Le ministre marocain des Affaires étrangères, Nasser Bourita, a affirmé mardi, à El Jadida, que l’engagement du Maroc dans la lutte contre le terrorisme sur le continent africain n’est pas une option, mais procède de la responsabilité d’un pays engagé pour la sécurité de son continent.
Nasser Bourita qui s’exprimait à l’ouverture de la 5ème Réunion de haut niveau des Chefs des agences de lutte contre le terrorisme et de sécurité en Afrique, organisée dans le cadre de la Plateforme de Marrakech, tenue à El Jadida, sous la coprésidence du Maroc et du Bureau des Nations Unies pour la lutte contre le terrorisme (ONUCT), a souligné que l’action du Royaume en Afrique repose sur la conviction que le développement, la stabilité et la sécurité du continent sont intimement liés à ceux du Maroc.
Face à ces défis, le ministre marocain a fait noter que la vision royale offre un cadre d’appréhension global des réalités africaines, soulignant que la politique africaine prônée par le Roi Mohammed VI est avant tout une politique d’appartenance, Il ajoute pour le Maroc, l’Afrique n’est pas un continent de voisinage, ni une option diplomatique parmi d’autres, mais un continent auquel le Royaume appartient géographiquement, identitairement, politiquement, institutionnellement et historiquement.
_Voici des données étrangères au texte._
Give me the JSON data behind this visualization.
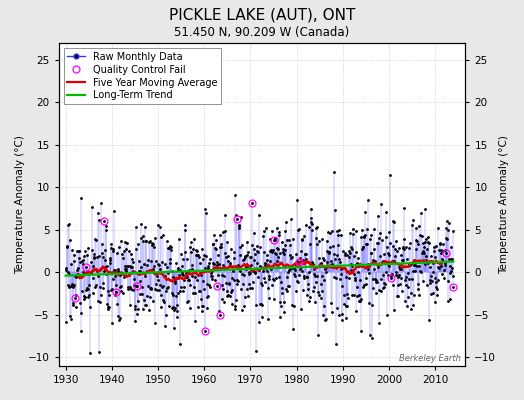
{
  "title": "PICKLE LAKE (AUT), ONT",
  "subtitle": "51.450 N, 90.209 W (Canada)",
  "ylabel": "Temperature Anomaly (°C)",
  "xlim": [
    1928.5,
    2016.5
  ],
  "ylim": [
    -11,
    27
  ],
  "yticks_left": [
    -10,
    -5,
    0,
    5,
    10,
    15,
    20,
    25
  ],
  "yticks_right": [
    -10,
    -5,
    0,
    5,
    10,
    15,
    20,
    25
  ],
  "xticks": [
    1930,
    1940,
    1950,
    1960,
    1970,
    1980,
    1990,
    2000,
    2010
  ],
  "start_year": 1930,
  "end_year": 2014,
  "seed": 17,
  "background_color": "#e8e8e8",
  "plot_bg_color": "#ffffff",
  "line_color": "#3333ff",
  "line_alpha": 0.6,
  "marker_color": "#000000",
  "moving_avg_color": "#dd0000",
  "trend_color": "#00bb00",
  "qc_fail_color": "#ff00ff",
  "legend_loc": "upper left",
  "watermark": "Berkeley Earth",
  "title_fontsize": 11,
  "subtitle_fontsize": 8.5,
  "label_fontsize": 7.5,
  "tick_fontsize": 7.5,
  "legend_fontsize": 7,
  "n_qc_fail": 15
}
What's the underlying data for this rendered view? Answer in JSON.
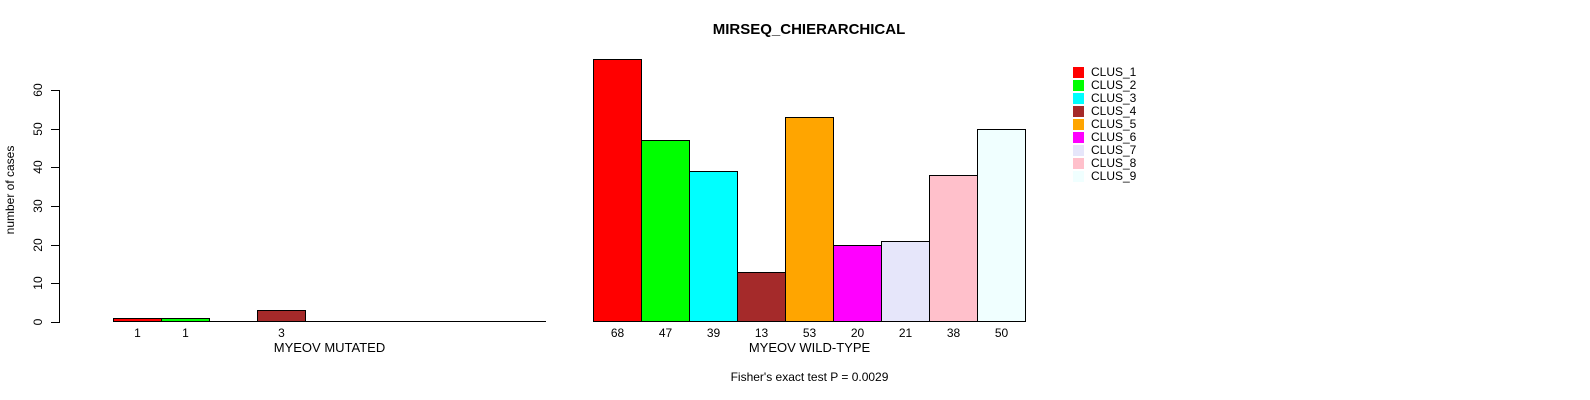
{
  "chart_data": {
    "type": "bar",
    "title": "MIRSEQ_CHIERARCHICAL",
    "ylabel": "number of cases",
    "ylim": [
      0,
      60
    ],
    "y_ticks": [
      0,
      10,
      20,
      30,
      40,
      50,
      60
    ],
    "grid": false,
    "legend_position": "right-top",
    "clusters": [
      "CLUS_1",
      "CLUS_2",
      "CLUS_3",
      "CLUS_4",
      "CLUS_5",
      "CLUS_6",
      "CLUS_7",
      "CLUS_8",
      "CLUS_9"
    ],
    "colors": [
      "#FF0000",
      "#00FF00",
      "#00FFFF",
      "#A52A2A",
      "#FFA500",
      "#FF00FF",
      "#E6E6FA",
      "#FFC0CB",
      "#F0FFFF"
    ],
    "panels": [
      {
        "xlabel": "MYEOV MUTATED",
        "values": [
          1,
          1,
          0,
          3,
          0,
          0,
          0,
          0,
          0
        ],
        "shown_bar_labels": [
          "1",
          "1",
          "3"
        ]
      },
      {
        "xlabel": "MYEOV WILD-TYPE",
        "values": [
          68,
          47,
          39,
          13,
          53,
          20,
          21,
          38,
          50
        ],
        "shown_bar_labels": [
          "68",
          "47",
          "39",
          "13",
          "53",
          "20",
          "21",
          "38",
          "50"
        ]
      }
    ],
    "annotation": "Fisher's exact test P = 0.0029"
  }
}
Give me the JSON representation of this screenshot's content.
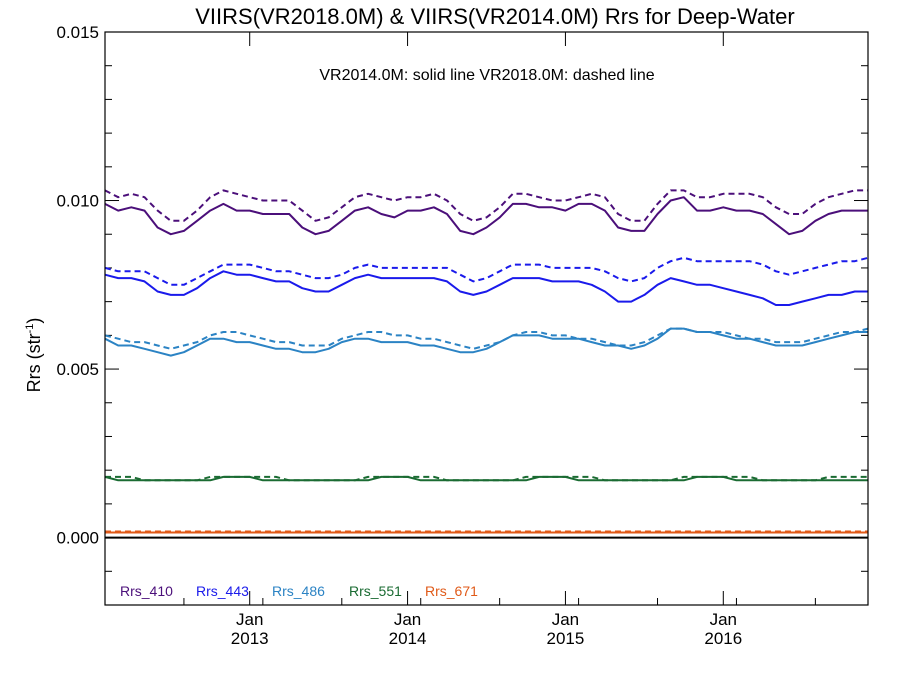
{
  "chart_data": {
    "type": "line",
    "title": "VIIRS(VR2018.0M) & VIIRS(VR2014.0M)  Rrs for Deep-Water",
    "annotation": "VR2014.0M: solid line   VR2018.0M: dashed line",
    "ylabel_main": "Rrs (str",
    "ylabel_sup": "-1",
    "ylabel_close": ")",
    "ylim": [
      -0.002,
      0.015
    ],
    "xlim": [
      "2012-02",
      "2016-12"
    ],
    "yticks": [
      {
        "value": 0.0,
        "label": "0.000"
      },
      {
        "value": 0.005,
        "label": "0.005"
      },
      {
        "value": 0.01,
        "label": "0.010"
      },
      {
        "value": 0.015,
        "label": "0.015"
      }
    ],
    "xticks": [
      {
        "x": "2013-01",
        "month": "Jan",
        "year": "2013"
      },
      {
        "x": "2014-01",
        "month": "Jan",
        "year": "2014"
      },
      {
        "x": "2015-01",
        "month": "Jan",
        "year": "2015"
      },
      {
        "x": "2016-01",
        "month": "Jan",
        "year": "2016"
      }
    ],
    "zero_line": 0.0,
    "x": [
      "2012-02",
      "2012-03",
      "2012-04",
      "2012-05",
      "2012-06",
      "2012-07",
      "2012-08",
      "2012-09",
      "2012-10",
      "2012-11",
      "2012-12",
      "2013-01",
      "2013-02",
      "2013-03",
      "2013-04",
      "2013-05",
      "2013-06",
      "2013-07",
      "2013-08",
      "2013-09",
      "2013-10",
      "2013-11",
      "2013-12",
      "2014-01",
      "2014-02",
      "2014-03",
      "2014-04",
      "2014-05",
      "2014-06",
      "2014-07",
      "2014-08",
      "2014-09",
      "2014-10",
      "2014-11",
      "2014-12",
      "2015-01",
      "2015-02",
      "2015-03",
      "2015-04",
      "2015-05",
      "2015-06",
      "2015-07",
      "2015-08",
      "2015-09",
      "2015-10",
      "2015-11",
      "2015-12",
      "2016-01",
      "2016-02",
      "2016-03",
      "2016-04",
      "2016-05",
      "2016-06",
      "2016-07",
      "2016-08",
      "2016-09",
      "2016-10",
      "2016-11",
      "2016-12"
    ],
    "series": [
      {
        "name": "Rrs_410",
        "color": "#4b0f7a",
        "line": "solid",
        "values": [
          0.0099,
          0.0097,
          0.0098,
          0.0097,
          0.0092,
          0.009,
          0.0091,
          0.0094,
          0.0097,
          0.0099,
          0.0097,
          0.0097,
          0.0096,
          0.0096,
          0.0096,
          0.0092,
          0.009,
          0.0091,
          0.0094,
          0.0097,
          0.0098,
          0.0096,
          0.0095,
          0.0097,
          0.0097,
          0.0098,
          0.0096,
          0.0091,
          0.009,
          0.0092,
          0.0095,
          0.0099,
          0.0099,
          0.0098,
          0.0098,
          0.0097,
          0.0099,
          0.0099,
          0.0097,
          0.0092,
          0.0091,
          0.0091,
          0.0096,
          0.01,
          0.0101,
          0.0097,
          0.0097,
          0.0098,
          0.0097,
          0.0097,
          0.0096,
          0.0093,
          0.009,
          0.0091,
          0.0094,
          0.0096,
          0.0097,
          0.0097,
          0.0097
        ]
      },
      {
        "name": "Rrs_410_VR2018.0M",
        "color": "#4b0f7a",
        "line": "dashed",
        "values": [
          0.0103,
          0.0101,
          0.0102,
          0.0101,
          0.0097,
          0.0094,
          0.0094,
          0.0097,
          0.0101,
          0.0103,
          0.0102,
          0.0101,
          0.01,
          0.01,
          0.01,
          0.0097,
          0.0094,
          0.0095,
          0.0098,
          0.0101,
          0.0102,
          0.0101,
          0.01,
          0.0101,
          0.0101,
          0.0102,
          0.01,
          0.0096,
          0.0094,
          0.0095,
          0.0098,
          0.0102,
          0.0102,
          0.0101,
          0.01,
          0.01,
          0.0101,
          0.0102,
          0.0101,
          0.0096,
          0.0094,
          0.0094,
          0.0099,
          0.0103,
          0.0103,
          0.0101,
          0.0101,
          0.0102,
          0.0102,
          0.0102,
          0.0101,
          0.0098,
          0.0096,
          0.0096,
          0.0099,
          0.0101,
          0.0102,
          0.0103,
          0.0103
        ]
      },
      {
        "name": "Rrs_443",
        "color": "#1a1aeb",
        "line": "solid",
        "values": [
          0.0078,
          0.0077,
          0.0077,
          0.0076,
          0.0073,
          0.0072,
          0.0072,
          0.0074,
          0.0077,
          0.0079,
          0.0078,
          0.0078,
          0.0077,
          0.0076,
          0.0076,
          0.0074,
          0.0073,
          0.0073,
          0.0075,
          0.0077,
          0.0078,
          0.0077,
          0.0077,
          0.0077,
          0.0077,
          0.0077,
          0.0076,
          0.0073,
          0.0072,
          0.0073,
          0.0075,
          0.0077,
          0.0077,
          0.0077,
          0.0076,
          0.0076,
          0.0076,
          0.0075,
          0.0073,
          0.007,
          0.007,
          0.0072,
          0.0075,
          0.0077,
          0.0076,
          0.0075,
          0.0075,
          0.0074,
          0.0073,
          0.0072,
          0.0071,
          0.0069,
          0.0069,
          0.007,
          0.0071,
          0.0072,
          0.0072,
          0.0073,
          0.0073
        ]
      },
      {
        "name": "Rrs_443_VR2018.0M",
        "color": "#1a1aeb",
        "line": "dashed",
        "values": [
          0.008,
          0.0079,
          0.0079,
          0.0079,
          0.0077,
          0.0075,
          0.0075,
          0.0077,
          0.0079,
          0.0081,
          0.0081,
          0.0081,
          0.008,
          0.0079,
          0.0079,
          0.0078,
          0.0077,
          0.0077,
          0.0078,
          0.008,
          0.0081,
          0.008,
          0.008,
          0.008,
          0.008,
          0.008,
          0.008,
          0.0078,
          0.0076,
          0.0077,
          0.0079,
          0.0081,
          0.0081,
          0.0081,
          0.008,
          0.008,
          0.008,
          0.008,
          0.0079,
          0.0077,
          0.0076,
          0.0077,
          0.008,
          0.0082,
          0.0083,
          0.0082,
          0.0082,
          0.0082,
          0.0082,
          0.0082,
          0.0081,
          0.0079,
          0.0078,
          0.0079,
          0.008,
          0.0081,
          0.0082,
          0.0082,
          0.0083
        ]
      },
      {
        "name": "Rrs_486",
        "color": "#2b83c4",
        "line": "solid",
        "values": [
          0.0059,
          0.0057,
          0.0057,
          0.0056,
          0.0055,
          0.0054,
          0.0055,
          0.0057,
          0.0059,
          0.0059,
          0.0058,
          0.0058,
          0.0057,
          0.0056,
          0.0056,
          0.0055,
          0.0055,
          0.0056,
          0.0058,
          0.0059,
          0.0059,
          0.0058,
          0.0058,
          0.0058,
          0.0057,
          0.0057,
          0.0056,
          0.0055,
          0.0055,
          0.0056,
          0.0058,
          0.006,
          0.006,
          0.006,
          0.0059,
          0.0059,
          0.0059,
          0.0058,
          0.0057,
          0.0057,
          0.0056,
          0.0057,
          0.0059,
          0.0062,
          0.0062,
          0.0061,
          0.0061,
          0.006,
          0.0059,
          0.0059,
          0.0058,
          0.0057,
          0.0057,
          0.0057,
          0.0058,
          0.0059,
          0.006,
          0.0061,
          0.0061
        ]
      },
      {
        "name": "Rrs_486_VR2018.0M",
        "color": "#2b83c4",
        "line": "dashed",
        "values": [
          0.006,
          0.0059,
          0.0058,
          0.0058,
          0.0057,
          0.0056,
          0.0057,
          0.0058,
          0.006,
          0.0061,
          0.0061,
          0.006,
          0.0059,
          0.0058,
          0.0058,
          0.0057,
          0.0057,
          0.0057,
          0.0059,
          0.006,
          0.0061,
          0.0061,
          0.006,
          0.006,
          0.0059,
          0.0059,
          0.0058,
          0.0057,
          0.0056,
          0.0057,
          0.0058,
          0.006,
          0.0061,
          0.0061,
          0.006,
          0.006,
          0.0059,
          0.0059,
          0.0058,
          0.0057,
          0.0057,
          0.0058,
          0.006,
          0.0062,
          0.0062,
          0.0061,
          0.0061,
          0.0061,
          0.006,
          0.0059,
          0.0059,
          0.0058,
          0.0058,
          0.0058,
          0.0059,
          0.006,
          0.0061,
          0.0061,
          0.0062
        ]
      },
      {
        "name": "Rrs_551",
        "color": "#1a6b32",
        "line": "solid",
        "values": [
          0.0018,
          0.0017,
          0.0017,
          0.0017,
          0.0017,
          0.0017,
          0.0017,
          0.0017,
          0.0017,
          0.0018,
          0.0018,
          0.0018,
          0.0017,
          0.0017,
          0.0017,
          0.0017,
          0.0017,
          0.0017,
          0.0017,
          0.0017,
          0.0017,
          0.0018,
          0.0018,
          0.0018,
          0.0017,
          0.0017,
          0.0017,
          0.0017,
          0.0017,
          0.0017,
          0.0017,
          0.0017,
          0.0017,
          0.0018,
          0.0018,
          0.0018,
          0.0017,
          0.0017,
          0.0017,
          0.0017,
          0.0017,
          0.0017,
          0.0017,
          0.0017,
          0.0017,
          0.0018,
          0.0018,
          0.0018,
          0.0017,
          0.0017,
          0.0017,
          0.0017,
          0.0017,
          0.0017,
          0.0017,
          0.0017,
          0.0017,
          0.0017,
          0.0017
        ]
      },
      {
        "name": "Rrs_551_VR2018.0M",
        "color": "#1a6b32",
        "line": "dashed",
        "values": [
          0.0018,
          0.0018,
          0.0018,
          0.0017,
          0.0017,
          0.0017,
          0.0017,
          0.0017,
          0.0018,
          0.0018,
          0.0018,
          0.0018,
          0.0018,
          0.0018,
          0.0017,
          0.0017,
          0.0017,
          0.0017,
          0.0017,
          0.0017,
          0.0018,
          0.0018,
          0.0018,
          0.0018,
          0.0018,
          0.0018,
          0.0017,
          0.0017,
          0.0017,
          0.0017,
          0.0017,
          0.0017,
          0.0018,
          0.0018,
          0.0018,
          0.0018,
          0.0018,
          0.0018,
          0.0017,
          0.0017,
          0.0017,
          0.0017,
          0.0017,
          0.0017,
          0.0018,
          0.0018,
          0.0018,
          0.0018,
          0.0018,
          0.0018,
          0.0017,
          0.0017,
          0.0017,
          0.0017,
          0.0017,
          0.0018,
          0.0018,
          0.0018,
          0.0018
        ]
      },
      {
        "name": "Rrs_671",
        "color": "#e05a18",
        "line": "solid",
        "values": [
          0.00015,
          0.00015,
          0.00015,
          0.00015,
          0.00015,
          0.00015,
          0.00015,
          0.00015,
          0.00015,
          0.00015,
          0.00015,
          0.00015,
          0.00015,
          0.00015,
          0.00015,
          0.00015,
          0.00015,
          0.00015,
          0.00015,
          0.00015,
          0.00015,
          0.00015,
          0.00015,
          0.00015,
          0.00015,
          0.00015,
          0.00015,
          0.00015,
          0.00015,
          0.00015,
          0.00015,
          0.00015,
          0.00015,
          0.00015,
          0.00015,
          0.00015,
          0.00015,
          0.00015,
          0.00015,
          0.00015,
          0.00015,
          0.00015,
          0.00015,
          0.00015,
          0.00015,
          0.00015,
          0.00015,
          0.00015,
          0.00015,
          0.00015,
          0.00015,
          0.00015,
          0.00015,
          0.00015,
          0.00015,
          0.00015,
          0.00015,
          0.00015,
          0.00015
        ]
      },
      {
        "name": "Rrs_671_VR2018.0M",
        "color": "#e05a18",
        "line": "dashed",
        "values": [
          0.00018,
          0.00018,
          0.00018,
          0.00018,
          0.00018,
          0.00018,
          0.00018,
          0.00018,
          0.00018,
          0.00018,
          0.00018,
          0.00018,
          0.00018,
          0.00018,
          0.00018,
          0.00018,
          0.00018,
          0.00018,
          0.00018,
          0.00018,
          0.00018,
          0.00018,
          0.00018,
          0.00018,
          0.00018,
          0.00018,
          0.00018,
          0.00018,
          0.00018,
          0.00018,
          0.00018,
          0.00018,
          0.00018,
          0.00018,
          0.00018,
          0.00018,
          0.00018,
          0.00018,
          0.00018,
          0.00018,
          0.00018,
          0.00018,
          0.00018,
          0.00018,
          0.00018,
          0.00018,
          0.00018,
          0.00018,
          0.00018,
          0.00018,
          0.00018,
          0.00018,
          0.00018,
          0.00018,
          0.00018,
          0.00018,
          0.00018,
          0.00018,
          0.00018
        ]
      }
    ],
    "legend": [
      {
        "label": "Rrs_410",
        "color": "#4b0f7a"
      },
      {
        "label": "Rrs_443",
        "color": "#1a1aeb"
      },
      {
        "label": "Rrs_486",
        "color": "#2b83c4"
      },
      {
        "label": "Rrs_551",
        "color": "#1a6b32"
      },
      {
        "label": "Rrs_671",
        "color": "#e05a18"
      }
    ],
    "legend_position": "bottom-left"
  }
}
Bourita a mis en avant le principe d’afro-optimisme qui guide l’action du Royaume relevant que malgré les défis sécuritaires, le Maroc considère que l’Afrique est le continent de l’avenir. Là où certains perçoivent principalement des difficultés, le Royaume voit des opportunités et demeure convaincu que le continent dispose des ressorts, des moyens et du génie nécessaires pour relever les défis auxquels il est confronté, souligne-t-il.
Evoquant le contexte sécuritaire du continent, le ministre a noté plusieurs évolutions préoccupantes, notamment l’expansion et la régionalisation du terrorisme sur le continent, la multiplication des conflits armés, le développement du nexus entre les groupes terroristes, les mouvements séparatistes et la criminalité transnationale, ainsi que les défis posés par les mutations technologiques et l’intelligence artificielle.
La cinquième réunion de haut niveau des chefs des agences de lutte contre le terrorisme et de sécurité en Afrique, connue sous le nom de «Plateforme de Marrakech», s’est ouverte mardi à El Jadida sous la coprésidence du Maroc et du Bureau des Nations Unies pour la lutte contre le terrorisme (ONUCT). Les travaux doivent se poursuivre durant deux jours.
La rencontre réunit des représentants d’environ quarante services africains de renseignement et de sécurité. Quelque quatre-vingt-dix délégations venues du Moyen-Orient, d’Europe, d’Amérique et d’Asie participent également aux discussions en qualité d’observateurs, aux côtés de représentants d’institutions régionales des Nations Unies.
Selon les organisateurs, les échanges portent sur les défis sécuritaires auxquels le continent africain demeure confronté, alors que les groupes extrémistes adaptent leurs modes d’action et étendent leurs activités dans plusieurs régions. Les participants examinent notamment les moyens de renforcer la coordination opérationnelle, le partage d’informations et les capacités nationales de prévention.
Cette réunion s’inscrit dans la continuité des précédentes éditions organisées à Marrakech en 2022, Tanger en 2023, Fès en 2024 et Agadir en 2025. Lancée pour favoriser la coopération entre services africains spécialisés, la Plateforme de Marrakech s’est progressivement imposée comme un cadre de concertation consacré aux questions de sécurité et de lutte antiterroriste sur le continent.
L’ampleur de la participation internationale à l’édition 2026 illustre l’intérêt croissant suscité par cette initiative auprès des partenaires extérieurs de l’Afrique. Les discussions devraient permettre d’identifier de nouvelles priorités en matière de renforcement des capacités et de coopération régionale dans un environnement sécuritaire en constante évolution.